In: Economics
WA 1 Thinking LIke an Economist. DUE: February 9
Writing Assignment 1: Thinking LIke an Economist. DUE: February 9.
Key objective: designing framework for business decision-making with the opportunity cost and the marginal cost consideration.
Setting: You are one of a few co-owners of a commercial space of 50,000 sq. ft. in the building in downtown of your selected town in the State of NY (please name it up front in your assignment). You have to come to a common decision like economists what to do with it now. Some of you run own private single-owned businesses and might find this space useful for your own purpose. So far, you have invested $20,000.00 in the renovation of the building. You have to motivate your decision based on the principles of economics.
Instruction: Have in mind current market conditions. Use formal language and correct terminology in your discussion of relevant economic concepts, and apply relevant economic tools for problem solving in this real-life imitating simulation.
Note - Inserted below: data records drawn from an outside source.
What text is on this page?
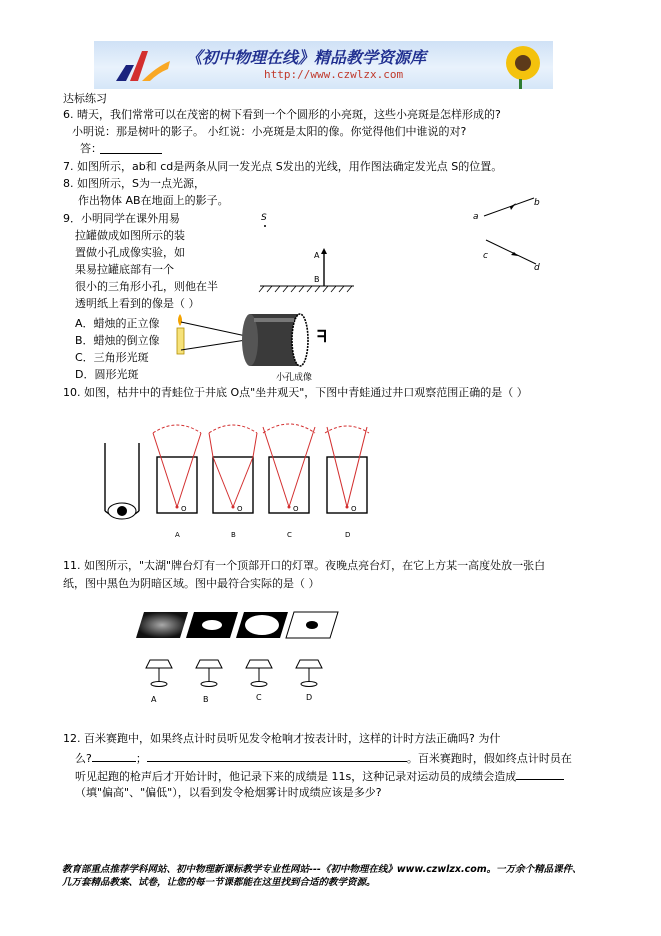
《初中物理在线》精品教学资源库
http://www.czwlzx.com
达标练习
6. 晴天，我们常常可以在茂密的树下看到一个个圆形的小亮斑，这些小亮斑是怎样形成的?
小明说：那是树叶的影子。 小红说：小亮斑是太阳的像。你觉得他们中谁说的对?
答：
7. 如图所示，ab和 cd是两条从同一发光点 S发出的光线，用作图法确定发光点 S的位置。
a
b
c
d
8. 如图所示，S为一点光源，
作出物体 AB在地面上的影子。
S
A
B
9．小明同学在课外用易
拉罐做成如图所示的装
置做小孔成像实验，如
果易拉罐底部有一个
很小的三角形小孔，则他在半
透明纸上看到的像是（ ）
A．蜡烛的正立像
B．蜡烛的倒立像
C．三角形光斑
D．圆形光斑
ᖷ
小孔成像
10. 如图，枯井中的青蛙位于井底 O点"坐井观天"，下图中青蛙通过井口观察范围正确的是（ ）
O
A
O
B
O
C
O
D
11. 如图所示，"太湖"牌台灯有一个顶部开口的灯罩。夜晚点亮台灯，在它上方某一高度处放一张白
纸，图中黑色为阴暗区域。图中最符合实际的是（ ）
A	B	C	D
12. 百米赛跑中，如果终点计时员听见发令枪响才按表计时，这样的计时方法正确吗? 为什
么?	；	。百米赛跑时，假如终点计时员在
听见起跑的枪声后才开始计时，他记录下来的成绩是 11s，这种记录对运动员的成绩会造成
（填"偏高"、"偏低"），以看到发令枪烟雾计时成绩应该是多少?
教育部重点推荐学科网站、初中物理新课标教学专业性网站---《初中物理在线》www.czwlzx.com。一万余个精品课件、
几万套精品教案、试卷，让您的每一节课都能在这里找到合适的教学资源。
As there might be differences in opinions please support your proposal in the assignment with supporting data and include also one-page memo presenting the summary of your recommendation, the way of your thinking adopted, and the decision to be agreed upon. Some extra research would be helpful. You can adopt a real or a mock example if want to work with more details.
Outline: Consider and discuss in the assignment, the issues in your decision making process, such as:
• assumptions • trade-offs, values and incentives • rational choice • marginal changes • sunk costs • opportunity cost • factors of production • market forces: demand and supply, market equilibrium • possible externalities • economic variables that can influence your choice • business cycle • please apply economic models.
Let's suppose I'm co-owner of a $50000 sq ft commercial space in downtown NY. Let's call it Xspace.
As an economist, we need to be aware of the opportunity cost attached to any investment. We can open a privately-owned business and use it for our own purposes.
We've invested $20000 in the renovation of the building. Total Cost is $50000+$20000 = $70000
Let's say you want to weight the alternatives. Using the basic Cost-Benefit Analysis technique, you'll only invest in the option which gives you the net present return amounting more than $70000. Let's say the prevailing interest rate is 10% (which captures the opportunity cost in economic sense). We need to use NPV criterion to check whether our return with some other investment will outweigh the cost. Any rational choice maker won't be giving out this Xspace to others if the given stream of income from this falls short of the total cost.
Note, you need to be aware of the trade-offs present in such scenarios. Assuming market conditions to be stable and current government is stable in a way to assure that 10% return attached to your investment.
You also need to assess the demand for real estate in order to rent your plot. In some cases, if demand is low then we might feel the Xspace to be a sunk cost type investment. Pricing mechanism should also take care of the externalities that might lead to undervaluation or overvaluation of your Xspace.